In DuPriest v. American Central Life Ins. Co., 97 Ark. 229, we said: "It is very well settled that where nothing remains to be done by the insurer, the mailing of the policy, duly executed, to the insured constitutes a delivery."
The authorities generally hold that "Where an application is made for a policy of insurance which is accepted and the insured notified thereof, the contract is consummated without actual delivery of the policy in the absence of a provision in the application requiring delivery. ' ' 14 R. C. L., § 75, page 897. And on page 898, §.76, of the same volume, it is said: "It is the intention of the parties, and not the manual possession of the policy, which determines whether there has been a delivery thereof. ' '
In volume 19 Cyc., page 603, it is said: "Where a policy has been duly executed in compliance with an application on the part of the insured, so that the minds of the parties have fully met as to the terms and conditions of the contract, a manual delivery of the policy to the insured is not essential to render it binding on the company."
Here the undisputed evidence shows that a manual delivery of the policy was not contemplated. All that the company had to do was to send the policy by mail, which it did. There was no provision in the application or the receipt showing that the parties contemplated that the contract was not to be complete until the appellee had received the same, but all that the company had to do was to issue the policy and send it through the mail.
The instructions, therefore, numbered 1 and 2, given at the instance of the appellee, under the undisputed evidence, raised abstract issues before the jury which were prejudicial to the appellant.
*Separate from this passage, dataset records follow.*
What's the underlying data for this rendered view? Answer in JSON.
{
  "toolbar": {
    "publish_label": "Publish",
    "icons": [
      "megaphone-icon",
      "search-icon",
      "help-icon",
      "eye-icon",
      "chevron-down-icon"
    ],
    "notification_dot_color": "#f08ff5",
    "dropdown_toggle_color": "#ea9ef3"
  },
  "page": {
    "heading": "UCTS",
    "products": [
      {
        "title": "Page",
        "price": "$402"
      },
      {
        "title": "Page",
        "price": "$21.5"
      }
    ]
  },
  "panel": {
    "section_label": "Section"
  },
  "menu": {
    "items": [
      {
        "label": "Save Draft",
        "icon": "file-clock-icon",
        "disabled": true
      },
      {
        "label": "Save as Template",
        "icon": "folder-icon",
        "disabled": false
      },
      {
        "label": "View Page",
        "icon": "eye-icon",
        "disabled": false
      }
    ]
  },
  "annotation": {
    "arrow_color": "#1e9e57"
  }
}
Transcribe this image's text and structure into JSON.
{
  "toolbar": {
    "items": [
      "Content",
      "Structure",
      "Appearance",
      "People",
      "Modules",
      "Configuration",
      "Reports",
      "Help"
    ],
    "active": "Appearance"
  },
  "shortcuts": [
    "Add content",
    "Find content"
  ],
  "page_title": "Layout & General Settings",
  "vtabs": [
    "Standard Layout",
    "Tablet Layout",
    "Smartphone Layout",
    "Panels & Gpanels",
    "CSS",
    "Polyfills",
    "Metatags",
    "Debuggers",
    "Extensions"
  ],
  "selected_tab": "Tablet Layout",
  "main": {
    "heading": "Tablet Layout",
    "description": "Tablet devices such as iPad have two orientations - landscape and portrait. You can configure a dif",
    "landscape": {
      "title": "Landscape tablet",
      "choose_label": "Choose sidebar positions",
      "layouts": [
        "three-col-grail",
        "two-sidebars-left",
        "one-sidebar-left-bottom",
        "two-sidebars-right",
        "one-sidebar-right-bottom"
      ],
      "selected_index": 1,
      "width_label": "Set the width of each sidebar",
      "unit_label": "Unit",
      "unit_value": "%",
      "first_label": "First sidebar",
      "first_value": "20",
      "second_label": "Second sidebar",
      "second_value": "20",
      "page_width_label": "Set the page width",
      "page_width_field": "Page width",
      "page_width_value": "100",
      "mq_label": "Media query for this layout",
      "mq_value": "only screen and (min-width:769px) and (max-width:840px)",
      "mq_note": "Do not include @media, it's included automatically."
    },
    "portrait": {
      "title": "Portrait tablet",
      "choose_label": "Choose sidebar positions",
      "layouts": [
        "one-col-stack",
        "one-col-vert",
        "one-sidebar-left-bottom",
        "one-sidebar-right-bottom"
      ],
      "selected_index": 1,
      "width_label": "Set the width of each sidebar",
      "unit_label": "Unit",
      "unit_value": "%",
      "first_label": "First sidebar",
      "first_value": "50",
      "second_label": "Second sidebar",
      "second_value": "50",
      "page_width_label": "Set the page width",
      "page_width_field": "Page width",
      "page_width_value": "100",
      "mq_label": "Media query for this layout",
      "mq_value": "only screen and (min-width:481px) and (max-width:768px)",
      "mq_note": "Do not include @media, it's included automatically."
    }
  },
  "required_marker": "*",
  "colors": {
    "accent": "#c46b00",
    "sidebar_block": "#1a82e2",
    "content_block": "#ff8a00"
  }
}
Appellee himself testified that the company wrote him that his application had been accepted and that it would send the policy. And he further testified that he wanted the insurance and would have paid for it if he had received the policy, but that it was never received. The testimony of the receiver shows that appellee had executed a power of attorney and proxy to officers of the company to act for him in stockholders' meetings, which these officers had exercised in his behalf.
These facts are sufficient to constitute a meeting of the minds so as to render the contract of insurance complete, and if appellee had suffered a loss during the life of the policy there is no doubt but what, under the circumstances, he would have been entitled to recover against the company. Moreover, under the undisputed evidence, the verdict of the jury was contrary to the law as given by the court in instruction No. 5. The appellee accepted from the appellant a receipt in which it was stated that the policy was to be sent by mail, and if the appellee did not receive the policy in fifteen days he was to write the company and give the name of the solicitor and date of the receipt, and the company was to return the cash premium note if the contract was not issued.
The court properly instructed the jury, under this evidence, that if the defendant did not notify plaintiff that he had not received his policy, and did not request the issuance of a new policy or the return of the premium note within a reasonable time that he was estopped from denying the issuance of the policy, and that their verdict should be for the plaintiff. The verdict of the jury was therefore contrary to the law as given by the court, and the court erred in refusing to set aside a judgment based upon such verdict and in overruling the appellant's motion for a new trial.
For the errors indicated the judgment is reversed, and judgment will he entered here in favor of the appellant.